In his Aug. 15 commentary “Minnesota, where the economy is not even average,” Center of the American Experiment President John Hinderaker claims “blue-state policies” have hurt Minnesota’s economy over the last 15 years.
First, it’s dangerous to make simplistic correlations between a state’s economic performance and fiscal policies, given the large number of factors that drive a state’s economy; however, to the extent that conservative interest groups like the Center of the American Experiment (CAE) insist on blaming fiscal policy for mediocre economic outcomes, they must accept that their policies dominated the majority of the last 15 years in Minnesota.
The 21st century began with the implementation of a significant cut to the state’s progressive income tax, and the state quickly adopted a conservative “no new taxes” agenda under Gov. Tim Pawlenty.
Public expenditure trends provide supporting evidence of the predominance of red-state policies in Minnesota during the first 13 years of the 21st century. From 2000 to 2013, Minnesota state and local government spending per capita saw the third-largest decline among the 50 states. Meanwhile, Minnesota state and local spending per $1,000 of personal income saw the fifth-largest decline. These points belie the claim that blue-state policies dominated Minnesota’s fiscal agenda in the 21st century.
Second, Minnesota’s wage and GDP growth were modestly below the national average during the first 13 years of the 21st century. Since 2013, Minnesota wage growth has been modestly above the national average. Minnesota wage growth underperformed the adjacent state average from 2001 to 2013, but slightly outperformed the adjacent state average from 2013 to 2015.
A similar trend emerges when examining GDP growth. From 2000 to 2013, average annual Minnesota GDP growth was slightly below the national average, and also lagged behind the adjacent state average; however, since 2013 Minnesota’s GDP growth has been modestly greater than the national average and the adjacent state average.
Third, the trend of below-average employment growth compared with the rest of the nation persists during periods of both conservative and progressive policies. Minnesota’s relatively low rate of job growth is in part due to the state’s low unemployment rate and nation-leading labor participation rate, as well as other factors common to northern states that cannot plausibly be attributed to fiscal policy.
Fourth, the CAE’s claim of Minnesota’s weakened future prosperity is overstated. Using data from the U.S. Bureau of Economic Analysis and Minnesota Management and Budget, we project that Minnesota personal income will increase by $6,500 per capita from 2016 to 2019 — $300 per capita greater than the projected national average.

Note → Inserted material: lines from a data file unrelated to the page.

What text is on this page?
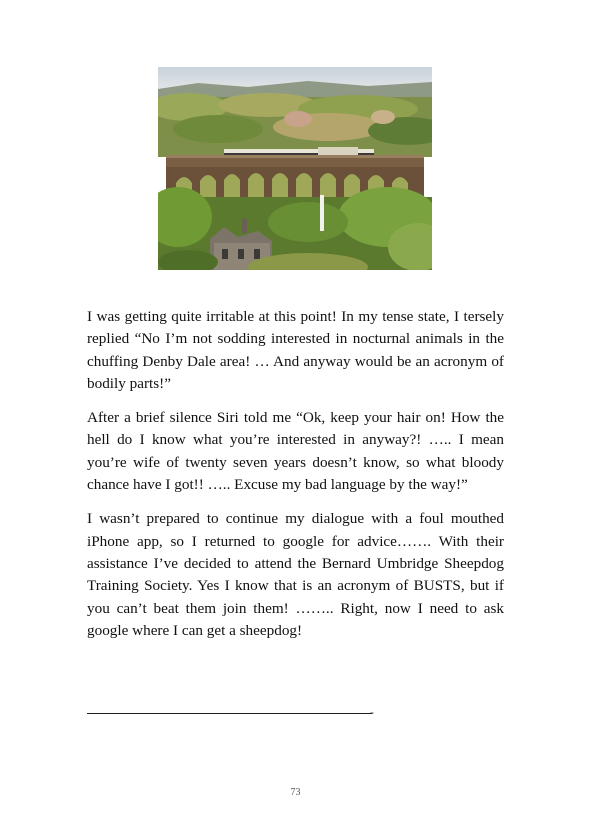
I was getting quite irritable at this point! In my tense state, I tersely replied “No I’m not sodding interested in nocturnal animals in the chuffing Denby Dale area! … And anyway would be an acronym of bodily parts!”

After a brief silence Siri told me “Ok, keep your hair on! How the hell do I know what you’re interested in anyway?! ….. I mean you’re wife of twenty seven years doesn’t know, so what bloody chance have I got!! ….. Excuse my bad language by the way!”

I wasn’t prepared to continue my dialogue with a foul mouthed iPhone app, so I returned to google for advice……. With their assistance I’ve decided to attend the Bernard Umbridge Sheepdog Training Society. Yes I know that is an acronym of BUSTS, but if you can’t beat them join them! …….. Right, now I need to ask google where I can get a sheepdog!

-
73
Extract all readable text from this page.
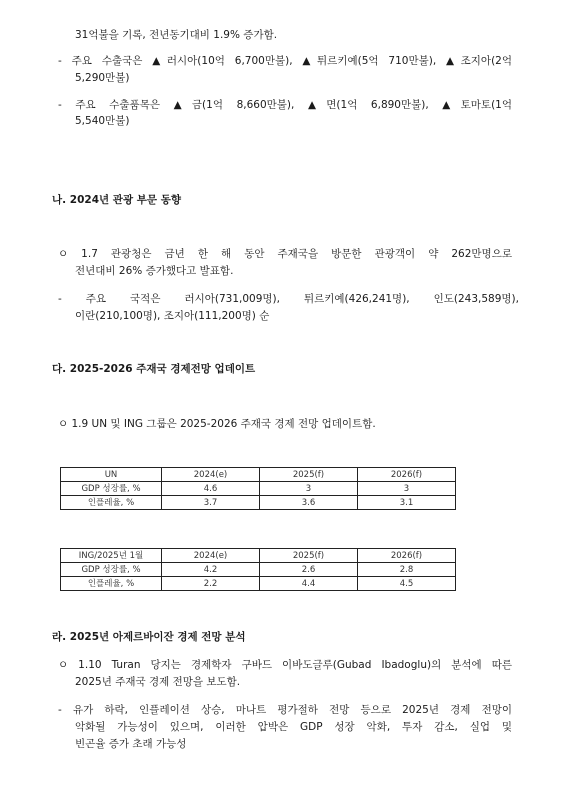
31억불을 기록, 전년동기대비 1.9% 증가함.
- 주요 수출국은 ▲러시아(10억 6,700만불), ▲튀르키예(5억 710만불), ▲조지아(2억
5,290만불)
- 주요 수출품목은 ▲금(1억 8,660만불), ▲면(1억 6,890만불), ▲토마토(1억
5,540만불)
나. 2024년 관광 부문 동향
ㅇ 1.7 관광청은 금년 한 해 동안 주재국을 방문한 관광객이 약 262만명으로
전년대비 26% 증가했다고 발표함.
- 주요 국적은 러시아(731,009명), 튀르키예(426,241명), 인도(243,589명),
이란(210,100명), 조지아(111,200명) 순
다. 2025-2026 주재국 경제전망 업데이트
ㅇ 1.9 UN 및 ING 그룹은 2025-2026 주재국 경제 전망 업데이트함.
UN	2024(e)	2025(f)	2026(f)
GDP 성장률, %	4.6	3	3
인플레율, %	3.7	3.6	3.1
ING/2025년 1월	2024(e)	2025(f)	2026(f)
GDP 성장률, %	4.2	2.6	2.8
인플레율, %	2.2	4.4	4.5
라. 2025년 아제르바이잔 경제 전망 분석
ㅇ 1.10 Turan 당지는 경제학자 구바드 이바도글루(Gubad Ibadoglu)의 분석에 따른
2025년 주재국 경제 전망을 보도함.
- 유가 하락, 인플레이션 상승, 마나트 평가절하 전망 등으로 2025년 경제 전망이
악화될 가능성이 있으며, 이러한 압박은 GDP 성장 악화, 투자 감소, 실업 및
빈곤율 증가 초래 가능성
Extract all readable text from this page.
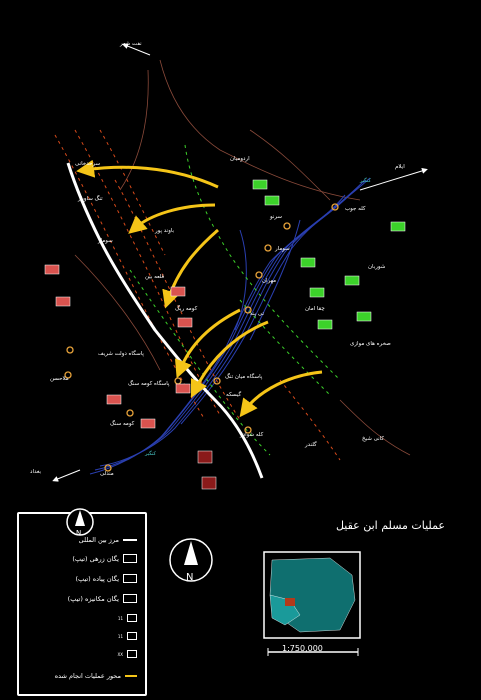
کنگیر
کنگیر
مندلی
بغداد
ایلام
نفت شهر
سرحدخانی
تنگ ساوبار
سومار
اردومیان
کله جوب
سرنو
سومار
مهران
باوند پور
قلعه بین
کومه ریگ
پاسگاه دولت شریف
پاسگاه کومه سنگ
پاسگاه میان تنگ
کومه سنگ
ملاحسن
گیسکه
کله شوادر
تی پنه
چقا امان
صخره های موازی
شوربان
گلندر
کانی شیخ
N
عملیات مسلم ابن عقیل
1:750,000
N
مرز بین المللی
یگان زرهی (تیپ)
یگان پیاده (تیپ)
یگان مکانیزه (تیپ)
11
11
XX
محور عملیات انجام شده
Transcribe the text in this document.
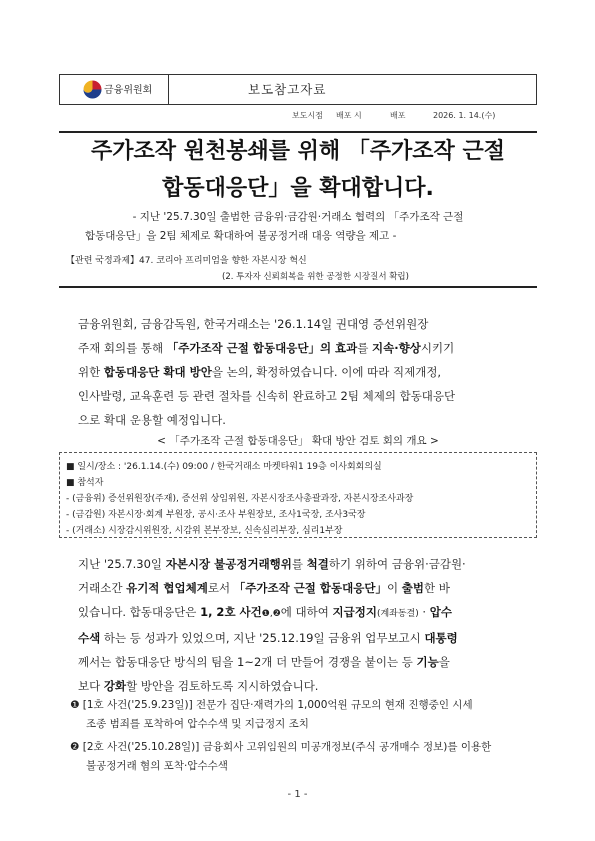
금융위원회	보도참고자료
보도시점 배포 시	배포	2026. 1. 14.(수)
주가조작 원천봉쇄를 위해 「주가조작 근절
합동대응단」을 확대합니다.
- 지난 '25.7.30일 출범한 금융위·금감원·거래소 협력의 「주가조작 근절
합동대응단」을 2팀 체제로 확대하여 불공정거래 대응 역량을 제고 -
【관련 국정과제】47. 코리아 프리미엄을 향한 자본시장 혁신
(2. 투자자 신뢰회복을 위한 공정한 시장질서 확립)
금융위원회, 금융감독원, 한국거래소는 '26.1.14일 권대영 증선위원장
주재 회의를 통해 「주가조작 근절 합동대응단」의 효과를 지속·향상시키기
위한 합동대응단 확대 방안을 논의, 확정하였습니다. 이에 따라 직제개정,
인사발령, 교육훈련 등 관련 절차를 신속히 완료하고 2팀 체제의 합동대응단
으로 확대 운용할 예정입니다.
< 「주가조작 근절 합동대응단」 확대 방안 검토 회의 개요 >
■ 일시/장소 : '26.1.14.(수) 09:00 / 한국거래소 마켓타워1 19층 이사회회의실
■ 참석자
- (금융위) 증선위원장(주재), 증선위 상임위원, 자본시장조사총괄과장, 자본시장조사과장
- (금감원) 자본시장·회계 부원장, 공시·조사 부원장보, 조사1국장, 조사3국장
- (거래소) 시장감시위원장, 시감위 본부장보, 신속심리부장, 심리1부장
지난 '25.7.30일 자본시장 불공정거래행위를 척결하기 위하여 금융위·금감원·
거래소간 유기적 협업체계로서 「주가조작 근절 합동대응단」이 출범한 바
있습니다. 합동대응단은 1, 2호 사건❶,❷에 대하여 지급정지(계좌동결) · 압수
수색 하는 등 성과가 있었으며, 지난 '25.12.19일 금융위 업무보고시 대통령
께서는 합동대응단 방식의 팀을 1~2개 더 만들어 경쟁을 붙이는 등 기능을
보다 강화할 방안을 검토하도록 지시하였습니다.
❶ [1호 사건('25.9.23일)] 전문가 집단·재력가의 1,000억원 규모의 현재 진행중인 시세
조종 범죄를 포착하여 압수수색 및 지급정지 조치
❷ [2호 사건('25.10.28일)] 금융회사 고위임원의 미공개정보(주식 공개매수 정보)를 이용한
불공정거래 혐의 포착·압수수색
- 1 -
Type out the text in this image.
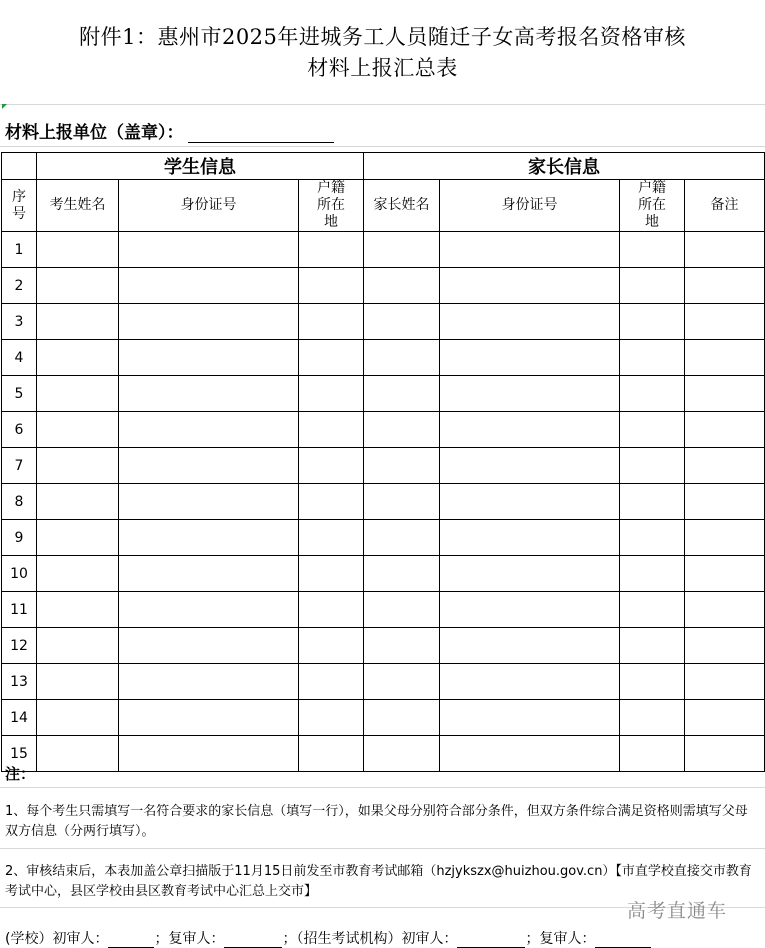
附件1：惠州市2025年进城务工人员随迁子女高考报名资格审核
材料上报汇总表
材料上报单位（盖章）：
	学生信息			家长信息			
序号	考生姓名	身份证号	户籍所在地	家长姓名	身份证号	户籍所在地	备注
1							
2							
3							
4							
5							
6							
7							
8							
9							
10							
11							
12							
13							
14							
15							
注：
1、每个考生只需填写一名符合要求的家长信息（填写一行），如果父母分别符合部分条件，但双方条件综合满足资格则需填写父母双方信息（分两行填写）。
2、审核结束后，本表加盖公章扫描版于11月15日前发至市教育考试邮箱（hzjykszx@huizhou.gov.cn）【市直学校直接交市教育考试中心，县区学校由县区教育考试中心汇总上交市】
(学校）初审人：	；复审人：	；（招生考试机构）初审人：	；复审人：
高考直通车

Minnesota’s personal income growth would be further above the national average but for the fact that income growth in Minnesota is limited by the fact that a much larger share of working-age adults are already employed.
Finally, the CAE once again uses the largely discredited claim of massive income migration based on IRS Statistics of Income, which conservative economic Lyman Stone notes is “an egregiously wrong use of the data.”
The CAE also conveniently ignores new Minnesota Department of Revenue data that demonstrate a significant increase in the number of very-high-income taxpayers and the income taxes paid by them in the year following enactment of a new top-tier income tax rate.
There’s certainly more work to do to ensure that Minnesota’s economy works for everyone, not just the wealthy, but the state has gotten off the roller coaster of budget deficits and accounting gimmicks.
Given all of this information, and the numerous rankings that put Minnesota in the top for best states for business, quality of life, child well-being and so on, it’s simply unbelievable to blame “blue-state policies” for red-state outcomes.
Stephanie Fenner is executive director of the North Star Policy Institute.